The Kondo Method

I finally finished the book, The Life-Changing Magic of Tidying Up, and Marie Kondo is crazy!  I respect her, and she knows her tidying stuff, but I find myself unable to achieve her kind of perfection in tidying.  There is somewhat of a cult-like following of her method, and I can totally see why.  Maybe if I lived in a different universe, I would be in on it too.  But here are my reasons why I cannot employ the KonMari method of tidying.

  1. Anxiety.  What is this “spark of joy” she talks about?  To start tidying, I picked up a fairly easy shirt that I loved.  I did feel some joy.  But after that, with each additional piece of clothing, I started just feeling anxiety.  What if the next shirt I pick up doesn’t spark joy, and I have to get rid of it?  What if I really like that shirt?  For those of us with mood problems that are heavy overriders of other emotions, something as ethereal as a spark of joy may be hard to come by.
  2. Money.  I feel like you have to be decently well off to have the luxury to simply abandon clothing based on the amount of joy it gives you without a shred of worry.  Or maybe this brings me back to #1.  Anyway.  I have a set of clothes that I use for interviews.  Frankly, I don’t think any of those clothes will spark joy.  They are boring and blah, but they are professional.  Currently, I am not working in a professional field, but I can’t afford to get rid of them to buy new ones that do spark joy when interview time comes around.  The same goes for fine merino wool sweaters that are in bright colors which I bought using points.  I probably will never wear them without a jacket over them, but I can’t imagine tossing it away and having to buy a new wool sweater when I go to a colder climate.  Mom always said I had expensive tastes.  The items I wanted always ended up being the more expensive ones, even when I did not know the price ahead of time.  If I judged everything by whether it sparked joy or not, seriously, I would be spending too much.  Happiness here cannot be the measurement for everything.  Throughout the book, Marie makes the argument that if you end up needing something later, you can always buy it.  I suppose if you’re free from care about the past or future, then you wouldn’t worry about whether or not you’d even be able to later.  I get it, but I can’t totally embrace it.
  3. Sensitivity to soft materials.  Marie Kondo’s method is all about handling the clothes.  I am, however, predisposed to soft fabrics.  I love the feel of anything soft, and my roommates will tell you about how I used to carry my pajamas up to my face as I went to shower for the night.  My pajamas include an oversized Google shirt and gym shorts. Marie Kondo suggests “If you are a woman, wear something feminine and elegant as nightwear. The worst thing you can do is to wear a sloppy sweat suit. If sweat pants are your every day attire, you’ll end up looking like you belong in them, which is not very attractive. What you wear in the house does impact on your self image.”  But I love soft fabrics, and sweat suits are generally softer than feminine and elegant things.  And cheaper (See #2.)  OK, this is definitely taking her out of context, as her point is really that we shouldn’t downgrade clothes that do not spark joy into loungewear.   I’ll give her that.
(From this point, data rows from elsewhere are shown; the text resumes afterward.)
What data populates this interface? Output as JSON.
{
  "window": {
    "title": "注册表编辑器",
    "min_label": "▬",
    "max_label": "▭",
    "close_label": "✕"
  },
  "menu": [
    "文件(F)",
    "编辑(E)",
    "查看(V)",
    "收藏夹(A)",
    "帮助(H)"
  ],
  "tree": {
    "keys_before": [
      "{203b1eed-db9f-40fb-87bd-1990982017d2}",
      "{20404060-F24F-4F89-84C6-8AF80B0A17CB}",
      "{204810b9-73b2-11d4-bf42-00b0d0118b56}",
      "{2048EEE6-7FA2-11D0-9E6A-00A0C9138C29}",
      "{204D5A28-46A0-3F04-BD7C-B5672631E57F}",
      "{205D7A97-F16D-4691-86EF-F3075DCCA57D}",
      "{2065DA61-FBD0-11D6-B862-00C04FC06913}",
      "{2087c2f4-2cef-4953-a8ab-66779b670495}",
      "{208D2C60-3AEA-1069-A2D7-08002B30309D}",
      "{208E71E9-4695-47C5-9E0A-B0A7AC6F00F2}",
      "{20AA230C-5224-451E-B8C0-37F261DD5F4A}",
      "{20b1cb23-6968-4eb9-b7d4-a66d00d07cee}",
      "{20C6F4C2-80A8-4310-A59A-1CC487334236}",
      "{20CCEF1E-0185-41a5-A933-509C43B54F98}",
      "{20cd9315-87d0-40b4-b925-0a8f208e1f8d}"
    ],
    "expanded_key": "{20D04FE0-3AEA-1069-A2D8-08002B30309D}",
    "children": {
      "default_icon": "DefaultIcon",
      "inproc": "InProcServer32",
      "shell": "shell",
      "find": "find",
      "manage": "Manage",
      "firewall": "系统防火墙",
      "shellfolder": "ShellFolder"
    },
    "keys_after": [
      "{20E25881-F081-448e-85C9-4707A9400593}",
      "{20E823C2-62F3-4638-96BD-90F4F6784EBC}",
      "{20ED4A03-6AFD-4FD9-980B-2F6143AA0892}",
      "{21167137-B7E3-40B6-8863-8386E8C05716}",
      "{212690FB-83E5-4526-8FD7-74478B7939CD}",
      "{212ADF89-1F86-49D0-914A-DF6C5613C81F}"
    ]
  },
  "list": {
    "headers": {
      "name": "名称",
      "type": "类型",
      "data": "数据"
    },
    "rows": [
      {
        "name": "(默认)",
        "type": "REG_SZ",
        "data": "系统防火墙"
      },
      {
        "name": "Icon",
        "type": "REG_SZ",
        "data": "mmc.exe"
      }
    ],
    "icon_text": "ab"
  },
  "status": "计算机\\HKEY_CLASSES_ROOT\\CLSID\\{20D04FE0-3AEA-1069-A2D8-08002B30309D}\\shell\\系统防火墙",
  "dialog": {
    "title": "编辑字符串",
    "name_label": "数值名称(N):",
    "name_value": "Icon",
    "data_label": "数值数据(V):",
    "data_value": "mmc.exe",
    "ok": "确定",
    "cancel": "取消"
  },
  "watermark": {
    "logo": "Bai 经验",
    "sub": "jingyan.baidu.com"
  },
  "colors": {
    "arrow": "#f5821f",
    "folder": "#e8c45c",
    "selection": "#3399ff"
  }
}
So there you have it.  I feel like this method is kind of an all or nothing method, so it’s stressing me out a bit.  I’m going through my clothes, and we’ll see how I do.  Maybe instead of looking for the spark of joy, I’ll just have to use other tidying methods.  I was looking forward to the book, based on the reviews, but seriously?  Tidying is not the purpose of my life.  Marie Kondo, and I say this with as much respect and admiration as I can possibly convey, is, crazy.  You’re pretty awesome.  I think I will leave the awesomeness to you.

//edit//

OK, closet partially tackled.  I have to admit, I’m surprised by the sheer volume of clothing I stuffed into drawers, never to be seen again.  Maybe there’s something to this, after all.  But STILL.  I will provide myself with exceptions.